I think this mirrors your observation that the agent does not produce quality summaries. With so few trajectories making it past the first condensation I don't think we can trust these numbers much -- that big spike in cost might be an artifact that doesn't impact the average.

csmith49 avatar Apr 14 '25 15:04 csmith49

Yeah. That definetly looks like it is not working. Also it seems you fixed this already anyways with the changes to the condenser you did over the last weeks. I have not looked into it to deeply, and don't understand, why the current Condenser implementation does not cause a cache-miss anymore.

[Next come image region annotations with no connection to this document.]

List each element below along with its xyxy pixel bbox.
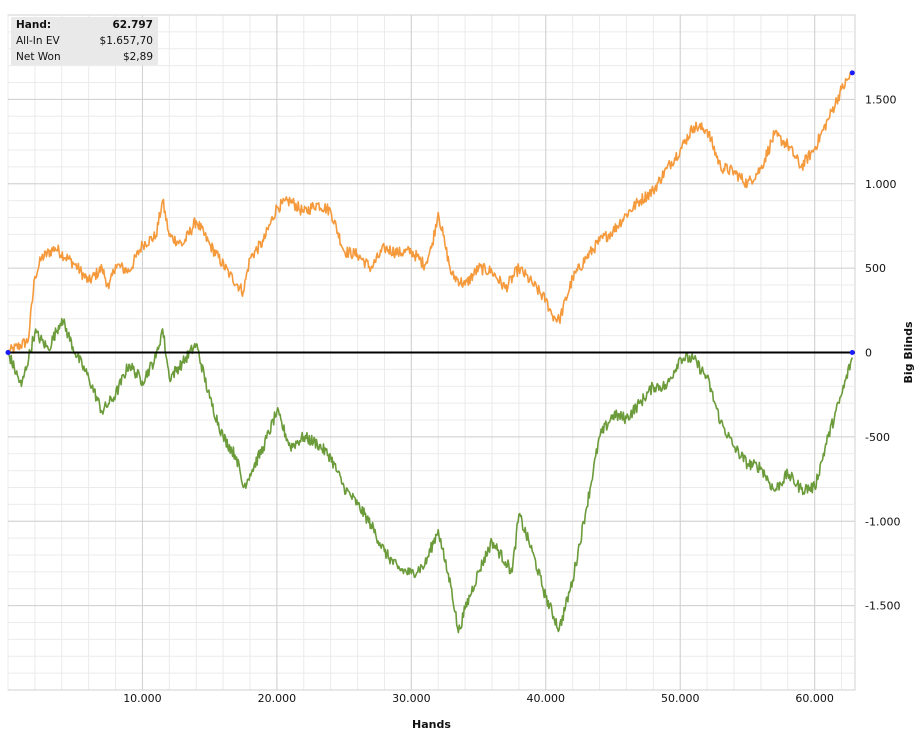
end-marker-zero <box>849 350 855 355</box>
info-row-net-won: Net Won $2,89 <box>11 49 158 65</box>
end-markers <box>5 70 855 355</box>
x-tick-label: 40.000 <box>527 692 566 705</box>
y-tick-label: 500 <box>865 262 886 275</box>
info-value: $2,89 <box>122 51 153 63</box>
info-label: Net Won <box>16 51 61 63</box>
x-tick-label: 30.000 <box>392 692 431 705</box>
y-tick-label: -500 <box>865 431 890 444</box>
x-tick-label: 50.000 <box>661 692 700 705</box>
x-tick-label: 10.000 <box>123 692 162 705</box>
info-value: 62.797 <box>112 19 153 31</box>
x-axis-title: Hands <box>412 718 451 731</box>
y-tick-label: 0 <box>865 347 872 360</box>
info-value: $1.657,70 <box>99 35 153 47</box>
end-marker-ev <box>849 70 855 76</box>
info-row-hand: Hand: 62.797 <box>11 17 158 33</box>
info-panel: Hand: 62.797 All-In EV $1.657,70 Net Won… <box>11 17 158 65</box>
start-marker <box>5 350 11 355</box>
info-label: All-In EV <box>16 35 60 47</box>
y-axis-ticks: 1.500 1.000 500 0 -500 -1.000 -1.500 <box>865 93 900 612</box>
x-axis-ticks: 10.000 20.000 30.000 40.000 50.000 60.000 <box>123 692 834 705</box>
y-axis-title: Big Blinds <box>902 321 915 383</box>
y-tick-label: 1.000 <box>865 178 897 191</box>
y-tick-label: 1.500 <box>865 93 897 106</box>
y-tick-label: -1.500 <box>865 600 900 613</box>
y-tick-label: -1.000 <box>865 515 900 528</box>
series-line-1 <box>7 317 854 634</box>
x-tick-label: 20.000 <box>258 692 297 705</box>
series-line-0 <box>7 71 853 355</box>
info-row-allin-ev: All-In EV $1.657,70 <box>11 33 158 49</box>
series-layer <box>7 71 854 634</box>
info-label: Hand: <box>16 19 52 31</box>
x-tick-label: 60.000 <box>795 692 834 705</box>
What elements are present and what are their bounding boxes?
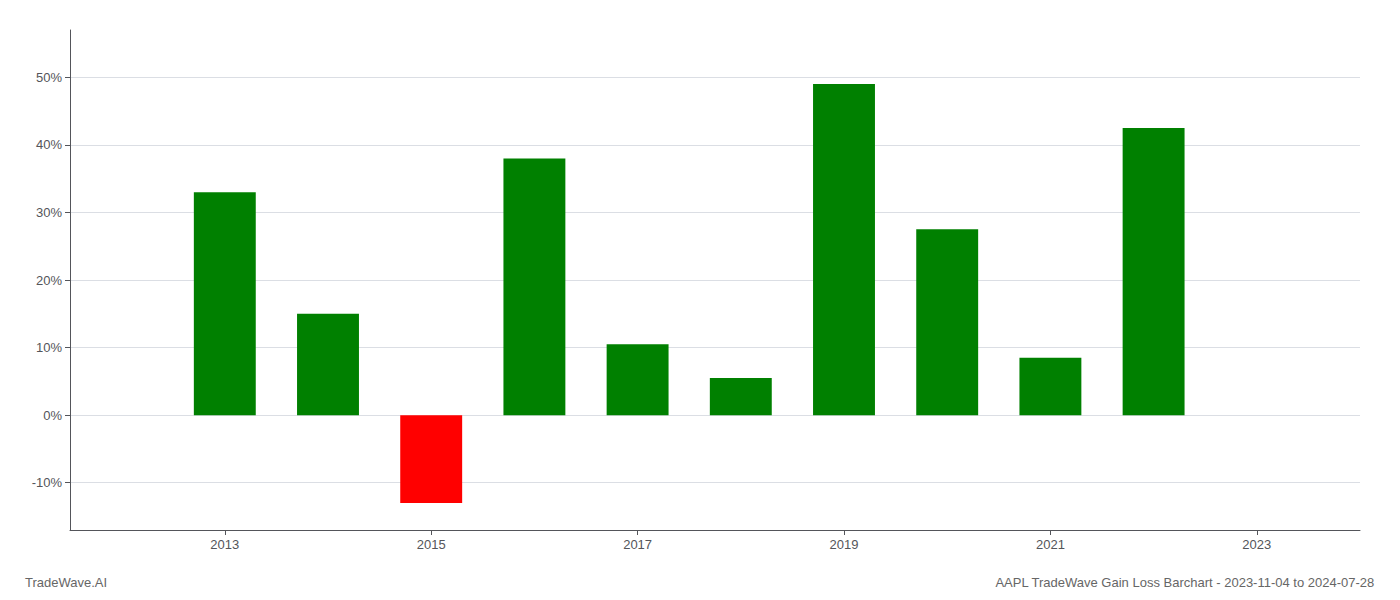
svg-text:2017: 2017 — [623, 537, 652, 552]
svg-text:50%: 50% — [36, 70, 62, 85]
svg-text:2023: 2023 — [1242, 537, 1271, 552]
svg-text:AAPL TradeWave Gain Loss Barch: AAPL TradeWave Gain Loss Barchart - 2023… — [995, 575, 1374, 590]
svg-text:2015: 2015 — [417, 537, 446, 552]
svg-text:0%: 0% — [43, 408, 62, 423]
svg-text:2019: 2019 — [830, 537, 859, 552]
svg-text:TradeWave.AI: TradeWave.AI — [25, 575, 107, 590]
svg-text:40%: 40% — [36, 137, 62, 152]
svg-text:-10%: -10% — [32, 475, 63, 490]
svg-text:20%: 20% — [36, 273, 62, 288]
svg-text:10%: 10% — [36, 340, 62, 355]
svg-text:2021: 2021 — [1036, 537, 1065, 552]
svg-text:2013: 2013 — [210, 537, 239, 552]
svg-text:30%: 30% — [36, 205, 62, 220]
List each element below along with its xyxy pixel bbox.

But since I am running the latest version, I do not see the artifacts I used to have.

Before

image

After the condensation update

image

That was, what I was trying to fix here. Seems to be working. Would be nice, to understand how, but good job @csmith49 👏

happyherp avatar Apr 15 '25 08:04 happyherp

I think it might have been #7781 -- there's still a big token consumption spike when the summaries are produced because we can't use the cache (if you look at prompt_tokens in your graph you'll likely see it), but we're not trying to use the cache so we save ~20%.

csmith49 avatar Apr 15 '25 13:04 csmith49

I looked into that. Turns out there are 2 llm-calls happening during a condensation by LLMSummarizingCondenser and their token metrics are not included in the trajectory.json. I made an issue for that: https://github.com/All-Hands-AI/OpenHands/issues/7879

So that is why I saw no spikes in my graph.

happyherp avatar Apr 16 '25 10:04 happyherp

I looked into that. Turns out there are 2 llm-calls happening during a condensation by LLMSummarizingCondenser and their token metrics are not included in the trajectory.json. I made an issue for that: #7879

Nice work on getting that issue resolved. You're right that those metrics aren't propagated like the rest. For the graphs I generated above I'm computing the cost from the logged LLM completions -- these are automatically produced by our evaluation scripts, and I've confirmed that they do contain all the LLM calls, including the ones used for summarization.